John Thistleton July 27, 2012
Proponents of a $400 million, 68-turbine wind farm at Collector say most of the village residents support the project, which has moved a step closer to approval.
RATCH-Australia is expected to take two years building the region's latest wind farm near the Federal Highway at Collector. It will generate up to 228 megawatts of electricity, or enough energy to power around 80,000 homes annually.
Chief executive Steve Loxton said the 60-day public exhibition period represented the culmination of years of research.
''Our surveys of local Collector residents confirm that there is strong support for renewable energy and we look forward to, indeed encourage, the participation of the community and other stakeholders during the public exhibition period,'' he said.
''We believe our proposal has significant merit, not only through its contribution towards helping meet Australia's renewable energy target, but also through it contribution to the local community and economy through investment, employment and a $200,000 per annum community benefit fund for Collector, which will be established once the wind turbines are operational.''
Friends of Collector, a group of landholders who oppose the project believe wind farm developments are surrounded in secrecy.
But Collector farmer and Pumpkin Festival president Gary Poile said he was all for the project, because the proponents supported the community. ''There's probably some against it. There's a group saying they're friends of Collector, they're not very friendly and most don't live here. There's probably a whole lot of people sitting on the fence on the issue.''
In a statement the NSW Department of Planning and Infrastructure said RATCH-Australia was required to take account of the draft guidelines in its environmental assessment, including consulting on aviation safety, bushfire and decommissioning issues. NSW Planning says the proponent sought agreement by letter from residents living within two kilometres of the proposed site.
Following public exhibition, the department will assess issues raised in submissions.

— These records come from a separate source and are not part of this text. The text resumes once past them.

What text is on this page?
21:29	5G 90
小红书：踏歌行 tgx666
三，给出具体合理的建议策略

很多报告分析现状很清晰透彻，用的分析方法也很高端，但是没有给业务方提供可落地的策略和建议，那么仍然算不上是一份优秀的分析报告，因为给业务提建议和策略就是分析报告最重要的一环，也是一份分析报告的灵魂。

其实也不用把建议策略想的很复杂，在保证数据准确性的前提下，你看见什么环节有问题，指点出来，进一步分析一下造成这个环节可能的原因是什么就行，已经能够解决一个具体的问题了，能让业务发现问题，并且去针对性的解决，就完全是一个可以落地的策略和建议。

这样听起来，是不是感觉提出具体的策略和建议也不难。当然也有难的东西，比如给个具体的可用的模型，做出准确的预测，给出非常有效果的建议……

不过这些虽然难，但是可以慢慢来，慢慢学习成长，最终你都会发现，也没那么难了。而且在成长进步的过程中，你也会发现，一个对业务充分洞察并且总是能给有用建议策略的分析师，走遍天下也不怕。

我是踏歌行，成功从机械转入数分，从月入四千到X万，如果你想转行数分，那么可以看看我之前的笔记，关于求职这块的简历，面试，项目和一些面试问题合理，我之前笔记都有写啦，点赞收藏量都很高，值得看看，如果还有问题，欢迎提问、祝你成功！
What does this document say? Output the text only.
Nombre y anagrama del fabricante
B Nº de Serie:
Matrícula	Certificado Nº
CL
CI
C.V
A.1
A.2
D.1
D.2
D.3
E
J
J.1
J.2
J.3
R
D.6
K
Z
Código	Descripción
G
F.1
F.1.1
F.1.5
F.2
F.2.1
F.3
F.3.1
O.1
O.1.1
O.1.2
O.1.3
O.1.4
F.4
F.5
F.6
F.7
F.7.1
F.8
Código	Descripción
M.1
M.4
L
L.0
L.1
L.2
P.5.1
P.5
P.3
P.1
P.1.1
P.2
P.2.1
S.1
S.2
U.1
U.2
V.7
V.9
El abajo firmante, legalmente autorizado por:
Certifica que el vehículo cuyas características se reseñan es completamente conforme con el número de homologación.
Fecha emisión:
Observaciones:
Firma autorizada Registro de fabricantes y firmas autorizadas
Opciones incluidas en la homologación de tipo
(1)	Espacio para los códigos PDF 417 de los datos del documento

The environmental assessment report can be inspected at Poidevins Cafe, Collector, Gunning Library, and Upper Lachlan Shire Council offices in Crookwell and Gunning.
The proposal includes access tracks, local road upgrades, electrical connections between the turbines and a new substation, as well as meteorological masts and a maintenance building.
It is considering turbines ranging from two to 3.4 megawatts. Each turbine will have towers with a maximum height of 90 metres and blades up to 60 metres. (Turbines at the nearby Cullerin Range wind farm sit on 80 metres towers and have 45 metre blades).
Up to 100 construction workers will work on the wind farm. Once established and operating, 10 to 15 permanent jobs will be based at Collector.